One of my aunts told me that back when my father was still there, my mother was a carefree young woman. Capricious even. She lost her job after her husband left. She expected as much, but she always thought she’d find something in the private sector. But the dictator had erased the line between public and private. There was nothing but Duvalier, everywhere. Even behind closed doors. People whispered that he could hear what was being said in the bedroom. All territories belonged to him. That was the beginning of my mother’s long descent. It took decades of anxiety, frustration, humiliation and daily struggle to turn this proud and resistant woman into the fragile, worried little bird she has become.

My father always wanted my mother to join him.
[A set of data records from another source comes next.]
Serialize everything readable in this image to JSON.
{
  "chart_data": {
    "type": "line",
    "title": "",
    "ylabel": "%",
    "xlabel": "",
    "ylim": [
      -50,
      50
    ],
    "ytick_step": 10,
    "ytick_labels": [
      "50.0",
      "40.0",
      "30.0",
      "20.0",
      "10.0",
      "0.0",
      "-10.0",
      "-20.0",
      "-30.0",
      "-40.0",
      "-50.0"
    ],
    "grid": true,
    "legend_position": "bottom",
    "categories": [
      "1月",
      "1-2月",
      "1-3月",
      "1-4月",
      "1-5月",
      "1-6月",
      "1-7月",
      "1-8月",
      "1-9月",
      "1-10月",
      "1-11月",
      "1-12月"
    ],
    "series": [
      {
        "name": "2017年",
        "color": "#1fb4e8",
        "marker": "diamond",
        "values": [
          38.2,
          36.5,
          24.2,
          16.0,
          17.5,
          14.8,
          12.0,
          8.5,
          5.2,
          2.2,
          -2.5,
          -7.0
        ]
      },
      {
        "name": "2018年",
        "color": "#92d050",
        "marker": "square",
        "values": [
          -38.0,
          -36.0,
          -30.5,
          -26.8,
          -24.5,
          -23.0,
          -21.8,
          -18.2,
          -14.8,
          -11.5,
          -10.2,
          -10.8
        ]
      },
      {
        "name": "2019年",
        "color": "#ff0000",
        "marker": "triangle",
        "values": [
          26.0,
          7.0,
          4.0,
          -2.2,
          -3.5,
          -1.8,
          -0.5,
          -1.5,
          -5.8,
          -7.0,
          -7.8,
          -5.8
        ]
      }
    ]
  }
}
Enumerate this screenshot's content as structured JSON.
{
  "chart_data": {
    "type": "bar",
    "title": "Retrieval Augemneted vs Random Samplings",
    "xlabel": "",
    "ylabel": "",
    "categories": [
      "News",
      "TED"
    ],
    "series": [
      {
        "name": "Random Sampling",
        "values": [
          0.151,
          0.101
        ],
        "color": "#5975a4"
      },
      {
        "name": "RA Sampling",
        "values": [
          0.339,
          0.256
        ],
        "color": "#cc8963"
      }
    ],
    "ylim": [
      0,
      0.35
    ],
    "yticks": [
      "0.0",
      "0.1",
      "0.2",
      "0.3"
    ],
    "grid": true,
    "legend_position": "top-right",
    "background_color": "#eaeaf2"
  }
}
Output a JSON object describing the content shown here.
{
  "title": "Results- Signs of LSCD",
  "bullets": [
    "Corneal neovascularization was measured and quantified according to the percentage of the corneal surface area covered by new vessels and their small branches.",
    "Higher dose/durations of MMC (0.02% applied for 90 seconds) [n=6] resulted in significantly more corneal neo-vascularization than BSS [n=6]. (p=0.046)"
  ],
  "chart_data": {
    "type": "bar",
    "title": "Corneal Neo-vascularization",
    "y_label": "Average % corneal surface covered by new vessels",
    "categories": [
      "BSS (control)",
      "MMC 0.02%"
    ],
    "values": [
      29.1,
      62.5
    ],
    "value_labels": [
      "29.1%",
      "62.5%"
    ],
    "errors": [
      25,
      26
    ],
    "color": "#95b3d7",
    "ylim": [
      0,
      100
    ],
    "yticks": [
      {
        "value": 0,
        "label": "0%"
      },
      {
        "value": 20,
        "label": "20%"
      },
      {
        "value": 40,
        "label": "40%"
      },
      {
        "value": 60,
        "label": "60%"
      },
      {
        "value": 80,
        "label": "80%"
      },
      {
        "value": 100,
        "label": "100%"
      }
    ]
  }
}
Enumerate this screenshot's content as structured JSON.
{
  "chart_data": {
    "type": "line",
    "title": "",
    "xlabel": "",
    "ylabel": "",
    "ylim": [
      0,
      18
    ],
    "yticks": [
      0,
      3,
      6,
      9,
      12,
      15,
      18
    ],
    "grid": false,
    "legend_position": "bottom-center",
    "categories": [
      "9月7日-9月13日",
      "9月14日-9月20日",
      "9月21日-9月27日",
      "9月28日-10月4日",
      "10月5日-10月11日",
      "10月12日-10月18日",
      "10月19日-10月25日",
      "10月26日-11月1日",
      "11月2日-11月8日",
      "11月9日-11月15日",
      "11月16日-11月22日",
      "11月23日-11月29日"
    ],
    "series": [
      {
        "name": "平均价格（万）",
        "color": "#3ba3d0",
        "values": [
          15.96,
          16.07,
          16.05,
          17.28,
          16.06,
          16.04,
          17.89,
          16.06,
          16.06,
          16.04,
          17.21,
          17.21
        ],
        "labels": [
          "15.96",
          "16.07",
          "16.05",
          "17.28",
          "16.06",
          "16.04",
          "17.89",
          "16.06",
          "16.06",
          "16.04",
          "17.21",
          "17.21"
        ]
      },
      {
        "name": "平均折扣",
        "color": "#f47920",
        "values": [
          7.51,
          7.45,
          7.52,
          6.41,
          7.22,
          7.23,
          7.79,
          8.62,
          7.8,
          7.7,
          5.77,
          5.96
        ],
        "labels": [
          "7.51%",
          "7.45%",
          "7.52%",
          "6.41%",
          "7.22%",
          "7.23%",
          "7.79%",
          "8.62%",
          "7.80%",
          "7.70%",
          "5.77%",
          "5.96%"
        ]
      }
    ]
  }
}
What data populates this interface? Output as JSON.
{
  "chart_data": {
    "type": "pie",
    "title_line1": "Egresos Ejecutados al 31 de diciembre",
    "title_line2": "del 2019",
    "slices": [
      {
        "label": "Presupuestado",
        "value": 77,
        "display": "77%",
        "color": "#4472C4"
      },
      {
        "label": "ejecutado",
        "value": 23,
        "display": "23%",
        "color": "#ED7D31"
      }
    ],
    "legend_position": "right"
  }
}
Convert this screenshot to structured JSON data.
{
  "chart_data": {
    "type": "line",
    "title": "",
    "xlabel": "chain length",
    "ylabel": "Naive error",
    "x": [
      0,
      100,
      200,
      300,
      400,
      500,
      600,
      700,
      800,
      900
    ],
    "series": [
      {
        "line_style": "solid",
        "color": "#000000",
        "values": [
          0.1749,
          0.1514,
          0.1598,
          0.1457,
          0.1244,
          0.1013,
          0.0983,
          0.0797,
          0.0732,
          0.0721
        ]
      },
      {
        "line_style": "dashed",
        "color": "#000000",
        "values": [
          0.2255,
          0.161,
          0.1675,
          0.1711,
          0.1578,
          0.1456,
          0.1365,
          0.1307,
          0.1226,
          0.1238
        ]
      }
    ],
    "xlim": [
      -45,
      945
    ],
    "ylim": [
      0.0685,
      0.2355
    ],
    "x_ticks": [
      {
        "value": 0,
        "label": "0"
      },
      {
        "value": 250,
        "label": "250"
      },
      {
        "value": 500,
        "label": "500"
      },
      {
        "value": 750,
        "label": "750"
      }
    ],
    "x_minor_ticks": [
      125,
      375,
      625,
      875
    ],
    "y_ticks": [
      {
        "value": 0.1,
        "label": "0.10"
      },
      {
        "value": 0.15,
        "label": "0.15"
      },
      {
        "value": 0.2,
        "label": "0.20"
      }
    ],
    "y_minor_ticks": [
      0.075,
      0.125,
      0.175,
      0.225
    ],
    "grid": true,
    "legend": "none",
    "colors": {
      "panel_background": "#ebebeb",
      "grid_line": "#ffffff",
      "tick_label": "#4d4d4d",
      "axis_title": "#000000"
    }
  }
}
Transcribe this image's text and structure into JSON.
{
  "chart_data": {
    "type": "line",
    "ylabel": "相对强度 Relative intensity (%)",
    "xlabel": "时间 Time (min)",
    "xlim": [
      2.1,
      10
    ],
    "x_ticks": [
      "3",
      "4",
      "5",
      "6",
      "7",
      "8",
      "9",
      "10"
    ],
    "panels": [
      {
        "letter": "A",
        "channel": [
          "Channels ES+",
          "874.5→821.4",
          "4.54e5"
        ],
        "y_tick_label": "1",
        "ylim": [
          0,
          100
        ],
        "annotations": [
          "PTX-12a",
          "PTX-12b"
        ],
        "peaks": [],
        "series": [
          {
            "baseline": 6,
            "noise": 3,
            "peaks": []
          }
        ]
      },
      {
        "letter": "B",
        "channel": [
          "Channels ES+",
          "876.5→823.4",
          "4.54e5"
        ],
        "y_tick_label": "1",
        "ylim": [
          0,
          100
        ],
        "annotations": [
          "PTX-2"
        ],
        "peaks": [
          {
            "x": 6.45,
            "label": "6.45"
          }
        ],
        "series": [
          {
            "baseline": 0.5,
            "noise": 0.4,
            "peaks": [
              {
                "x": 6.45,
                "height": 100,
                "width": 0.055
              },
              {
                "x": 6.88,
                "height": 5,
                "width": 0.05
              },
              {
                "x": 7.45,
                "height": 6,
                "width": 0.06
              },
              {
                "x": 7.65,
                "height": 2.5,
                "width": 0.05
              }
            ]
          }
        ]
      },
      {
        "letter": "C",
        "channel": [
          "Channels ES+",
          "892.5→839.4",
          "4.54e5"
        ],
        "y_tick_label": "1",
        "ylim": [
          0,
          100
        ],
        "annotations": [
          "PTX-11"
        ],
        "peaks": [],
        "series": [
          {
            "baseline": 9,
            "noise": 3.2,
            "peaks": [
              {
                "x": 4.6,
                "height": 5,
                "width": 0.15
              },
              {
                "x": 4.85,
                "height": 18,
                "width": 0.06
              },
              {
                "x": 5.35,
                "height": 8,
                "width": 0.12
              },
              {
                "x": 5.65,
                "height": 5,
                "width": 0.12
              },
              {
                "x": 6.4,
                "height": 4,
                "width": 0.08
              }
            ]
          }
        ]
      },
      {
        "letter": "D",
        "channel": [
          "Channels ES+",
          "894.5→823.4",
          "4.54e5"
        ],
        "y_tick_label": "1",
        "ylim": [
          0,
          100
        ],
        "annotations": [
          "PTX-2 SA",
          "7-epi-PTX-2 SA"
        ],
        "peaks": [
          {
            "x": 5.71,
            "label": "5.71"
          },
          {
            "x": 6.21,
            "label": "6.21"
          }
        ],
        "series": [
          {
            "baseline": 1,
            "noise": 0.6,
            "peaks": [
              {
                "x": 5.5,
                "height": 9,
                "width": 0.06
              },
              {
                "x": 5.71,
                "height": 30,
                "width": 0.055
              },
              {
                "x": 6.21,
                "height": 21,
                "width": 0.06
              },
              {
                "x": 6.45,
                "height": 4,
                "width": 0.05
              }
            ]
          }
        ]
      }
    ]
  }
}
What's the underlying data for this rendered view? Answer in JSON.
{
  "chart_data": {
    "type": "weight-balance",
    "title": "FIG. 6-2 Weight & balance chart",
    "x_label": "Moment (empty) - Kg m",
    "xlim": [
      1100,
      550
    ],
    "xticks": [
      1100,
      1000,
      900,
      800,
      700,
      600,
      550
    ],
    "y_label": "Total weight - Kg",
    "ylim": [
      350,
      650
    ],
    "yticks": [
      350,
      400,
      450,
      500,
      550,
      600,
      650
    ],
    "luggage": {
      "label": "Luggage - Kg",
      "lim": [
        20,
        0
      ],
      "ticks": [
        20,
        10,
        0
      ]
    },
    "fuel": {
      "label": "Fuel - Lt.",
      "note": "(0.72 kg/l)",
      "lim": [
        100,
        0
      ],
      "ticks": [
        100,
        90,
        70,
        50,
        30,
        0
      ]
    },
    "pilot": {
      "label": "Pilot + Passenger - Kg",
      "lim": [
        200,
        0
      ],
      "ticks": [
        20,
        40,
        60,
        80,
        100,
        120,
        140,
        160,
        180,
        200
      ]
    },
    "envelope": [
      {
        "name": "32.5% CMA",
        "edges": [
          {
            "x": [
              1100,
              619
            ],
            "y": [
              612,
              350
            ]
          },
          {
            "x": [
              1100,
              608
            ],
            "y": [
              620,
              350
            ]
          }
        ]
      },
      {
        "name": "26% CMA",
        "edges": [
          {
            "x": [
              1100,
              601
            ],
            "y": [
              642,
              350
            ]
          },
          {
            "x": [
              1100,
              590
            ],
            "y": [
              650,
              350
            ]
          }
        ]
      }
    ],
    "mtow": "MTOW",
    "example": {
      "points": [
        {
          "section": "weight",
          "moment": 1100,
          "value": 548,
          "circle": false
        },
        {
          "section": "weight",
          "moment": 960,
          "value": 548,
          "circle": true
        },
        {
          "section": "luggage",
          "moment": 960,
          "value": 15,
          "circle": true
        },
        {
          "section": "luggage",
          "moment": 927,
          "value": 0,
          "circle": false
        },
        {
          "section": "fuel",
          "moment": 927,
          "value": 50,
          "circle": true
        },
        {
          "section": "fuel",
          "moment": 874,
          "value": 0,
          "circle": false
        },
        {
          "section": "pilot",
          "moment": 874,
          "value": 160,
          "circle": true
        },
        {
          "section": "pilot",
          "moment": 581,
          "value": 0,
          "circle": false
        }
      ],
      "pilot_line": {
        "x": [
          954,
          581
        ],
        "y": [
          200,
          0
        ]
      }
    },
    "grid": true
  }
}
Despite her wild need to see him again, she did not want her children to grow up in exile. She wanted to give us a sense of country. One night when I was sleeping near her, I heard her murmur in a soft voice that she’d love to touch his face one last time. My father’s features were imprinted on her retina. She missed the weight of his body. She held fast for nearly half a century, divided between her man, her children and her country. She had all of them at once for only a brief time.